Greedy guarantees for minimum submodular cost submodular/non-submodular cover problem

Minimum Submodular Cost Submodular Cover problem (MIN-SCSC) often occurs naturally in the areas of combinatorial optimization and particularly machine learning. It is well-known that the greedy algorithm proposed by Wan et al. yields a rho H(delta)-approximation for an integer-valued submodular function f, where rho is the curvature of submodular cost function c, delta is the maximum value of f over all singletons and H(delta) is the delta-th harmonic number (Wan et al. in Comput Optim Appl 45(2):463-474). In this paper, we first extend MIN-SCSC to Minimum Submodular Cost Nonsubmodular Cover problem and analyze the performances of the widely used greedy algorithm for integer-valued and fraction-valued potential functions respectively.
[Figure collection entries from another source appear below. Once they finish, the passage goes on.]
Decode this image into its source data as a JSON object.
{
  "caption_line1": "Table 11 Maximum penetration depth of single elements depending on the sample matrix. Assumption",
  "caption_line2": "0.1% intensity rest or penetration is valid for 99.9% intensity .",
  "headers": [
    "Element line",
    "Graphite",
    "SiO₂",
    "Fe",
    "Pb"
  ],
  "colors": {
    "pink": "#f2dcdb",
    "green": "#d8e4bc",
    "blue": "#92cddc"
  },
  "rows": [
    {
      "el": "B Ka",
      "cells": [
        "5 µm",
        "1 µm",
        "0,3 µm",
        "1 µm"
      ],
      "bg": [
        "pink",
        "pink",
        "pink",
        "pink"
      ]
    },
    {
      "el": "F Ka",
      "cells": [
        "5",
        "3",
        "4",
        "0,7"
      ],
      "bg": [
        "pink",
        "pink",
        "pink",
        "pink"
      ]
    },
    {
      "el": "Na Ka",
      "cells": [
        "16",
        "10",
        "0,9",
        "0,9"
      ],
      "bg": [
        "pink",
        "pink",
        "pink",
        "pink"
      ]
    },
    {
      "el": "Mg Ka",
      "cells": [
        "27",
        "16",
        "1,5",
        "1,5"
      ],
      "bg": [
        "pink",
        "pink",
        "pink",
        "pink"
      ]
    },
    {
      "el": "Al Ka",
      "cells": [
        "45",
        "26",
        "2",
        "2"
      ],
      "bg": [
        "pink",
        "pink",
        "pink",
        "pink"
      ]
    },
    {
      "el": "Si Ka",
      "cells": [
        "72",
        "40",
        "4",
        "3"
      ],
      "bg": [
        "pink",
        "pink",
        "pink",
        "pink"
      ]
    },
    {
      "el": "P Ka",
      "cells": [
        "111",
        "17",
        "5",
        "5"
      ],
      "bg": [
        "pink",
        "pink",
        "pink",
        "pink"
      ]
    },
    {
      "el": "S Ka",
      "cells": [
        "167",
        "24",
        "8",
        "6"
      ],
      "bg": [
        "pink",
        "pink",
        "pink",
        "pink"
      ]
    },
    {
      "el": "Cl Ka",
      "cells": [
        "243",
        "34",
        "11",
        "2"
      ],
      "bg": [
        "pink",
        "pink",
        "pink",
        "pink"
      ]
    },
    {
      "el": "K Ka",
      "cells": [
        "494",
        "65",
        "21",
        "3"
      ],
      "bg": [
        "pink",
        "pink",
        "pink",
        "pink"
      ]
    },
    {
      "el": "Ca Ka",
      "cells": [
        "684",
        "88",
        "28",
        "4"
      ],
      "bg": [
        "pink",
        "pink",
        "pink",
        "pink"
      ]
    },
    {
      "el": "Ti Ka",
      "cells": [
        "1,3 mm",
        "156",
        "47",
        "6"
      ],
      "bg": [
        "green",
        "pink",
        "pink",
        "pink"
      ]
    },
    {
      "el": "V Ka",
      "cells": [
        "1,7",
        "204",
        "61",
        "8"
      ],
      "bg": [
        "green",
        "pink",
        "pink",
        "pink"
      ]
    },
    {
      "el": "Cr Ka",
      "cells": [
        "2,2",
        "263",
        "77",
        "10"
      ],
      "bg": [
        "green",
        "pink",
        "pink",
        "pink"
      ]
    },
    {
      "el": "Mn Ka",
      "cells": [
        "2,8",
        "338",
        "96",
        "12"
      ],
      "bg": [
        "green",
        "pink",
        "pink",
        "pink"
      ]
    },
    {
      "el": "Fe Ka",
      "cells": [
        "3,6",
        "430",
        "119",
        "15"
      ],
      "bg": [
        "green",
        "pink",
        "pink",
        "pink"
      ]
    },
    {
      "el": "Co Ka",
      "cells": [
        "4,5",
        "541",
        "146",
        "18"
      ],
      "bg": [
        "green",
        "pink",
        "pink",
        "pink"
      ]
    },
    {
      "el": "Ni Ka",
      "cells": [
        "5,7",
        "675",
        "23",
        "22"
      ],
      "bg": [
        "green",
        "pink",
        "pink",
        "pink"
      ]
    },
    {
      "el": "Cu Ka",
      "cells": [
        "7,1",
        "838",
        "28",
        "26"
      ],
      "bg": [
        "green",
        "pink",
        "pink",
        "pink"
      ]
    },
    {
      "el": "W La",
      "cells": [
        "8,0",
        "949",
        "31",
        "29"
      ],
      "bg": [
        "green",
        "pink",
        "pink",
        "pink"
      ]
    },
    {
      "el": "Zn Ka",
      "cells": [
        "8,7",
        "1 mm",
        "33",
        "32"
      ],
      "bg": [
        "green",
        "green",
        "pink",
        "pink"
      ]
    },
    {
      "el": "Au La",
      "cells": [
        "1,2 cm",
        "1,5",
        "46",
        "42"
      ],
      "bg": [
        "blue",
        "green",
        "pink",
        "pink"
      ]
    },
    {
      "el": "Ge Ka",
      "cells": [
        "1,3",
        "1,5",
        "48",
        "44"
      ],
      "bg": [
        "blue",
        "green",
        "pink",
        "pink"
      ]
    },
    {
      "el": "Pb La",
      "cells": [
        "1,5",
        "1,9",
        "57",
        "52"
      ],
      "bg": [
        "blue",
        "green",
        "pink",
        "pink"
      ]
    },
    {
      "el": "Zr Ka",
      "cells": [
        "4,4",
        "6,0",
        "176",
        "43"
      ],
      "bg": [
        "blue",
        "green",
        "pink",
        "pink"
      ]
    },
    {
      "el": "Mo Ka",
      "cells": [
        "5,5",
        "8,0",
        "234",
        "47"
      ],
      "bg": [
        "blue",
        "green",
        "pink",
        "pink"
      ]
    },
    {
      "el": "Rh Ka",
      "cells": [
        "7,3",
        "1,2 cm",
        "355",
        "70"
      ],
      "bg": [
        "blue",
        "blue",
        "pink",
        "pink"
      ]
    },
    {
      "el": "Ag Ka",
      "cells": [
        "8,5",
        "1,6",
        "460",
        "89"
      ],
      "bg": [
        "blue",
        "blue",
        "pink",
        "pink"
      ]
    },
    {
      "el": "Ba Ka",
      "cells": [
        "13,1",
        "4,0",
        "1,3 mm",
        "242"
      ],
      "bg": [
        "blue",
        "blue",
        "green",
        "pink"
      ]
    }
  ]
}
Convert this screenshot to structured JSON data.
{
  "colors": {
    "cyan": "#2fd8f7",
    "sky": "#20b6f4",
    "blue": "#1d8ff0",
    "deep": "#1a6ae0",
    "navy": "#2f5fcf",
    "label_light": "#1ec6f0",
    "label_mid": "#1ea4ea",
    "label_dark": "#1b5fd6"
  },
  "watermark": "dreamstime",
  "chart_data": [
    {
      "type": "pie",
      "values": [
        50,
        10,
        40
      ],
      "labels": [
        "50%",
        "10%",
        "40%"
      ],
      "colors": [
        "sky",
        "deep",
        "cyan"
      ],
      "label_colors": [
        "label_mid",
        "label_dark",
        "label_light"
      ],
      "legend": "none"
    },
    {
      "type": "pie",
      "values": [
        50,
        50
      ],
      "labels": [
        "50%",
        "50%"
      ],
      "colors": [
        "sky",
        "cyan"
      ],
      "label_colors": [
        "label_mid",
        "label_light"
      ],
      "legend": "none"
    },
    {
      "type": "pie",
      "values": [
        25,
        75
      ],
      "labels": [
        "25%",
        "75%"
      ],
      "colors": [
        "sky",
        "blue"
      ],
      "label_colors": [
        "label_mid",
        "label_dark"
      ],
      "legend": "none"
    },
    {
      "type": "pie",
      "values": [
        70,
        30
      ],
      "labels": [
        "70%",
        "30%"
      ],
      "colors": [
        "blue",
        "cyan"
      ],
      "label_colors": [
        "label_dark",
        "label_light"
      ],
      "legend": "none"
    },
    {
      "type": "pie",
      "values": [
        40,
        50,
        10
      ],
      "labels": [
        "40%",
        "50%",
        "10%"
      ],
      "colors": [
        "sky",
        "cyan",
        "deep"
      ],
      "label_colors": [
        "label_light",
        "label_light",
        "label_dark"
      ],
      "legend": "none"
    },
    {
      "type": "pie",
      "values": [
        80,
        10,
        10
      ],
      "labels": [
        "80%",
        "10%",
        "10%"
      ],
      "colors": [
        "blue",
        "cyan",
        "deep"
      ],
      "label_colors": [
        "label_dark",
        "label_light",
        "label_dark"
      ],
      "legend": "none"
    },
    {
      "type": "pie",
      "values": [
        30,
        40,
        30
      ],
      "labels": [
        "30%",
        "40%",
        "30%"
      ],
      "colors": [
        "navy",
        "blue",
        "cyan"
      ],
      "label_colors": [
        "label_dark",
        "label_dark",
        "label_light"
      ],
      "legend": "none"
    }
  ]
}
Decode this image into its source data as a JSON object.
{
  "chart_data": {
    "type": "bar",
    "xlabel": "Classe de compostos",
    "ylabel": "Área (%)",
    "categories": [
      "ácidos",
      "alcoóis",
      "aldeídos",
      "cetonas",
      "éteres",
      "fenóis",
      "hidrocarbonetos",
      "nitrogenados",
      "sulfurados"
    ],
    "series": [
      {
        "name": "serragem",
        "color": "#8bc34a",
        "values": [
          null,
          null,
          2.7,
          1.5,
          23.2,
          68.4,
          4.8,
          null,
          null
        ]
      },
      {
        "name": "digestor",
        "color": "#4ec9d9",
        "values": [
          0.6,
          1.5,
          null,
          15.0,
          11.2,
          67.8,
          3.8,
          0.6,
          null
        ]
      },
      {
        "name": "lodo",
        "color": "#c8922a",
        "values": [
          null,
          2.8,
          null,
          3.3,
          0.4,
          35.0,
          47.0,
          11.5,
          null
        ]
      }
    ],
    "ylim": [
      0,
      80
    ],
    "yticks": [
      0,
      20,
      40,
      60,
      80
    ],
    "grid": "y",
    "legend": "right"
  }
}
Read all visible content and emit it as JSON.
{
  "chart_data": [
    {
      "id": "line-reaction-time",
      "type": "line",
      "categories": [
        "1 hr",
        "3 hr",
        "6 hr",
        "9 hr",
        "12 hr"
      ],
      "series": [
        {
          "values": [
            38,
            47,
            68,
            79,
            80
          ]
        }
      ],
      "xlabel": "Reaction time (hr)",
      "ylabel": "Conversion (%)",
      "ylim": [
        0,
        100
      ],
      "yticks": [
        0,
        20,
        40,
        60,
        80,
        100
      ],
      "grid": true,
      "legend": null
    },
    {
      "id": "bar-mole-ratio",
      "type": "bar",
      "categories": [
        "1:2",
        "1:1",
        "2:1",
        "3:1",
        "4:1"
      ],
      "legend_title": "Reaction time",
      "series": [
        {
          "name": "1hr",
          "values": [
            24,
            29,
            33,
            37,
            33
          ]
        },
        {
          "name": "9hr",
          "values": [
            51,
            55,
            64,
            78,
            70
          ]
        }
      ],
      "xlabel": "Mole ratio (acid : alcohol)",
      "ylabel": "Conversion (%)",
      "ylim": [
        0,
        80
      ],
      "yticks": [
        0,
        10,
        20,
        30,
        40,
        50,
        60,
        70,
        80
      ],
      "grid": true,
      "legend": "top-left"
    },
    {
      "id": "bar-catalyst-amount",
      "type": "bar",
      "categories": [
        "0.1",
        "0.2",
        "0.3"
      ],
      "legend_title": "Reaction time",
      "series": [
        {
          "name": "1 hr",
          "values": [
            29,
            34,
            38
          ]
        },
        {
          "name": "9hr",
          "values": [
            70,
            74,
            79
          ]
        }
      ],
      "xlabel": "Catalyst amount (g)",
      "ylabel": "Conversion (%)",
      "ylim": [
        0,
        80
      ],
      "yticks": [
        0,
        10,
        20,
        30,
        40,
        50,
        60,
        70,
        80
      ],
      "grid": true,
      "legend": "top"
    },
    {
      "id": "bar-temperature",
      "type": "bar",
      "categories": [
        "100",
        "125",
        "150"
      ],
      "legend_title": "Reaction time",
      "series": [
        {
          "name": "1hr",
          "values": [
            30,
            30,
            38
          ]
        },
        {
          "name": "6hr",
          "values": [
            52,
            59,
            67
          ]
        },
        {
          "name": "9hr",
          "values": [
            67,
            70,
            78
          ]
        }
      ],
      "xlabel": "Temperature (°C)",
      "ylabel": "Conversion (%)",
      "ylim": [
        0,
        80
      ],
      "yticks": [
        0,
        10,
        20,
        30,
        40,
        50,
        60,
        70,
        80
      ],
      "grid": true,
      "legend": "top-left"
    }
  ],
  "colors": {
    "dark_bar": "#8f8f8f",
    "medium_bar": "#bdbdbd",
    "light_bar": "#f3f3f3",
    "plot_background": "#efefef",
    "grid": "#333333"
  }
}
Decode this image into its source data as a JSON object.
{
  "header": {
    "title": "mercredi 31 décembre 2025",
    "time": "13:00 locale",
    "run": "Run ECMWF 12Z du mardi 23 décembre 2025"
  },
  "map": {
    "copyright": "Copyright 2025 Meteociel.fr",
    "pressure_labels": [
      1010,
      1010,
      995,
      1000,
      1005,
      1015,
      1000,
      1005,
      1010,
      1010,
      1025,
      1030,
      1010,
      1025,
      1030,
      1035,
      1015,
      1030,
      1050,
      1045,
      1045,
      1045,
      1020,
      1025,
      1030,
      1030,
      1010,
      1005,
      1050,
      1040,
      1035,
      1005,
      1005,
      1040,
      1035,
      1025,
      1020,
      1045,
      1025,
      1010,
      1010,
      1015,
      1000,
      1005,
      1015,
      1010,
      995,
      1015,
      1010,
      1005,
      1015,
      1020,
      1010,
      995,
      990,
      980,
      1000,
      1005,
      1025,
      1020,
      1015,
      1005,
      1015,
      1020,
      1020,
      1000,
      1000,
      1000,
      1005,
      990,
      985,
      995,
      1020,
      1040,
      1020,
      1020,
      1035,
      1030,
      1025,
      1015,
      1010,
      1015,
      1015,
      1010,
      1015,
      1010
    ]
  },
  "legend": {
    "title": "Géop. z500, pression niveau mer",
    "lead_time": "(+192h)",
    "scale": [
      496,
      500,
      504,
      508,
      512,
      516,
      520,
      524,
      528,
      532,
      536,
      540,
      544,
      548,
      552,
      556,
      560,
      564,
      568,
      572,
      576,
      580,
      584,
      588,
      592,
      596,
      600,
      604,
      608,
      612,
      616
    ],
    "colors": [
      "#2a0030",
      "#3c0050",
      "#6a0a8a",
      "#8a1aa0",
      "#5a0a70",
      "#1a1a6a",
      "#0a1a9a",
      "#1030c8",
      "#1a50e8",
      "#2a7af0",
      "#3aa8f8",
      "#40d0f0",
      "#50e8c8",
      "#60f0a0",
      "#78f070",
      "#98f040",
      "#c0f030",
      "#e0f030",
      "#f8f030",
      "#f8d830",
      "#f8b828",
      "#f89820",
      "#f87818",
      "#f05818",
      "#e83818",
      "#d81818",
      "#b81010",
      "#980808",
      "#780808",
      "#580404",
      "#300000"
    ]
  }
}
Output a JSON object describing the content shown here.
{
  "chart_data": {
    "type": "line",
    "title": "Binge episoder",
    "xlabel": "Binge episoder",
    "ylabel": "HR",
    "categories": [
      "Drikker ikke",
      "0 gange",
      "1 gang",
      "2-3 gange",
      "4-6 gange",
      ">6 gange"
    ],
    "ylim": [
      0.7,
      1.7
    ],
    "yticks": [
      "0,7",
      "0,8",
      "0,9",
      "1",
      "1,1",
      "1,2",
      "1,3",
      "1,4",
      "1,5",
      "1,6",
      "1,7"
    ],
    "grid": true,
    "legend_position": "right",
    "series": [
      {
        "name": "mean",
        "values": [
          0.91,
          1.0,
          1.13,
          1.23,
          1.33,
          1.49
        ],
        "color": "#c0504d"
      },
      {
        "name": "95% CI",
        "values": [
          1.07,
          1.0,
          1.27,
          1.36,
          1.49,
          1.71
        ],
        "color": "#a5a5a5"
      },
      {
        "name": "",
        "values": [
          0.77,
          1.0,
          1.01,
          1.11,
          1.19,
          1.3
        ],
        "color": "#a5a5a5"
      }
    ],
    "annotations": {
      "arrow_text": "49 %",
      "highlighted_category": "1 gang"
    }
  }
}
In addition, we also study MIN-SCSC with fraction-valued potential functions, with a new analysis of the performance ratio of the greedy algorithm, improving upon the result of Wan et al. (2010).

Automated summary

This paper investigates the Minimum Submodular Cost Submodular Cover problem and the Minimum Submodular Cost Nonsubmodular Cover problem, and analyzes the performances of the greedy algorithm for integer-valued and fraction-valued potential functions.